Cyborg She (2007) poster

Cyborg She (2007)

Rating:

aka Cyborg Girl
(Boku no kanojo wa Saibogu)


Japan. 2007.

Crew

Director/Screenplay – Kwak Jae-young, Producers – Hidemi Satani & Matachiro Yamamoto, Photography – Junichiro Hayashi, Music – Naoki Otsubo, Visual Effects Supervisor – Masaru Tateishi, Production Design – Tomoyuki Maruo. Production Company – Gaga Usen/Amuse Soft Entertainment/Tristone Entertainment Inc. Production/Bear Entertainment, Inc./Centurion Movie & Knowledge-Based Service 3rd Investment.

Cast

Keisuke Koide (Jiro Kitamura), Haruka Ayase (Cyborg), Kenta Kintane (Kenta Sato)


Plot

Tokyo, Christmas, 2008. Jiro Kitamura is a lonely university student. While in a department store, he observes a girl stealing clothes and shoes. She joins him as he sits down to treat himself to a birthday dinner in a restaurant. They flee without paying the bill and go on an adventure. Before departing, she tells him that she came back in time from a hundred years in the future. One year later, the same girl appears on the same day and goes through the same thing meeting Jiro. She reveals to Jiro that she is a cyborg and was built by himself after he became a renowned scientist. She is unworldwise and he tries to train her in human ways. Throughout this, an affection grows between them.


Cyborg She was a Japanese film that comes with the rare distinction of being shot by a non-Japanese director – in this case the South Korean Kwak Jae-young. Kwak has mostly specialised in romantic comedies. A surprising number of these have fantastic elements including the ghost romance Windstruck (2004), My Mighty Princess (2008) about a superpowered college student, Crying Out in Love (2016) about messages from the future, plus the thriller Time Renegades (2016) about two people sharing dreams of other’s lives in different time periods.

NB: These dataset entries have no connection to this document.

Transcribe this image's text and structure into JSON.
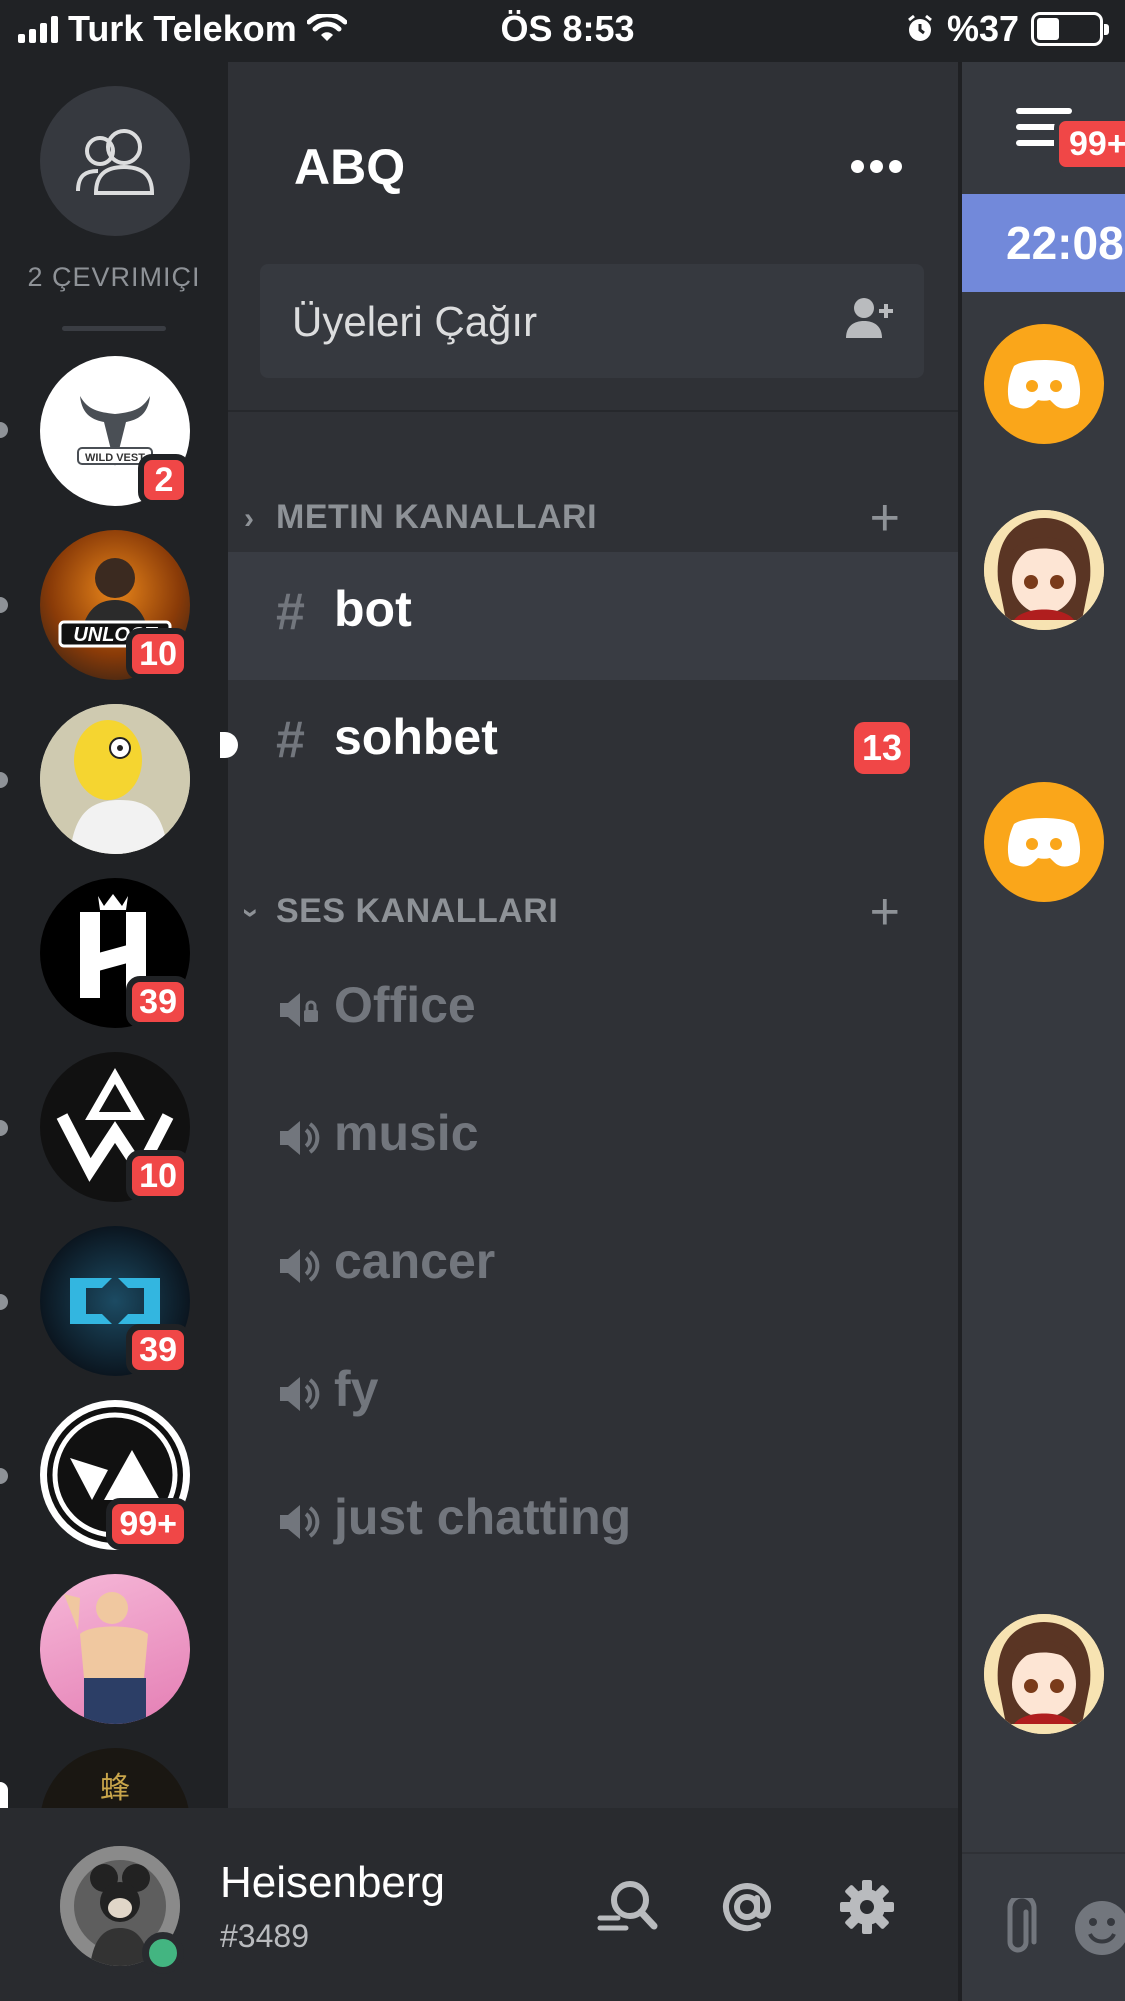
{
  "status_bar": {
    "carrier": "Turk Telekom",
    "time": "ÖS 8:53",
    "battery": "%37",
    "battery_level": 0.37
  },
  "guild_rail": {
    "online_count": "2 ÇEVRIMIÇI",
    "guilds": [
      {
        "name": "wild-west-server",
        "badge": "2"
      },
      {
        "name": "unlock-server",
        "badge": "10"
      },
      {
        "name": "simpson-server",
        "badge": ""
      },
      {
        "name": "h-server",
        "badge": "39"
      },
      {
        "name": "w-server",
        "badge": "10"
      },
      {
        "name": "cyan-logo-server",
        "badge": "39"
      },
      {
        "name": "va-server",
        "badge": "99+"
      },
      {
        "name": "anime-muscle-server",
        "badge": ""
      },
      {
        "name": "bee-server",
        "badge": ""
      }
    ]
  },
  "server": {
    "name": "ABQ",
    "invite_label": "Üyeleri Çağır",
    "text_category": "METIN KANALLARI",
    "voice_category": "SES KANALLARI",
    "text_channels": [
      {
        "name": "bot",
        "mentions": ""
      },
      {
        "name": "sohbet",
        "mentions": "13"
      }
    ],
    "voice_channels": [
      {
        "name": "Office"
      },
      {
        "name": "music"
      },
      {
        "name": "cancer"
      },
      {
        "name": "fy"
      },
      {
        "name": "just chatting"
      }
    ]
  },
  "user": {
    "name": "Heisenberg",
    "discriminator": "#3489"
  },
  "chat_peek": {
    "badge": "99+",
    "time": "22:08"
  },
  "colors": {
    "rail_bg": "#202225",
    "channels_bg": "#2f3136",
    "chat_bg": "#36393f",
    "mention_red": "#f04747",
    "blurple": "#7289da",
    "online_green": "#43b581"
  }
}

Japan produces teen romantic films by the bucketload. They are sweet, mawkish and unashamed about what they are. Indeed, Kwak Jae-young has made a career not only making them in South Korea but also in Japan and China. Cyborg She feels less like a science-fiction film than it does one of these romantic films. In the opening scenes, you could write Haruka Ayase being a cyborg out and let everything play out as a regular teen romance between a shy, lonely guy and a quirky, unconventional, rule-breaking girl.

Nerdy Keisuke Koide with cyborg girl Haruka Ayase in Cyborg She (2007)
Nerdy Keisuke Koide with cyborg girl Haruka Ayase

If the sappy, mawkishness of the romance doesn’t switch off, then much of the film also comes with a simple-minded comic slapstick. Here all the figures that the two characters defy – the restaurant owner whose bill they flee from without paying, the bakery owner they steal from, the cop pursuing them – are buffoonish characters who are constantly on the receiving end of pratfalls. Jiro’s professor throws his piece of chalk at them and when Haruka Ayase throws it back at him with a force that penetrates the blackboard, the professor just stands there for a couple of minutes making a series of facial contortions.

And then there are scenes where the cyborg deals with thugs in an alley and a shooter in a restaurant. These come directed in terms of absurdly unrealistic action moves that feel as though they have accidentally strayed in from a cartoonish superhero film. There is also an interlude going back in time to visit Jiro’s hometown and wandering about while a sentimental song plays on the soundtrack that drags things out way longer than the film’s 120-minute runtime.

The one thing I will commend about the film is the fact that it has a script that is rigorous about following the time travel logic. The last section of the show takes the story in surprising directions that one didn’t expect at all, using time travel perspectives to reveal an entirely different story that the one we thought had occurred.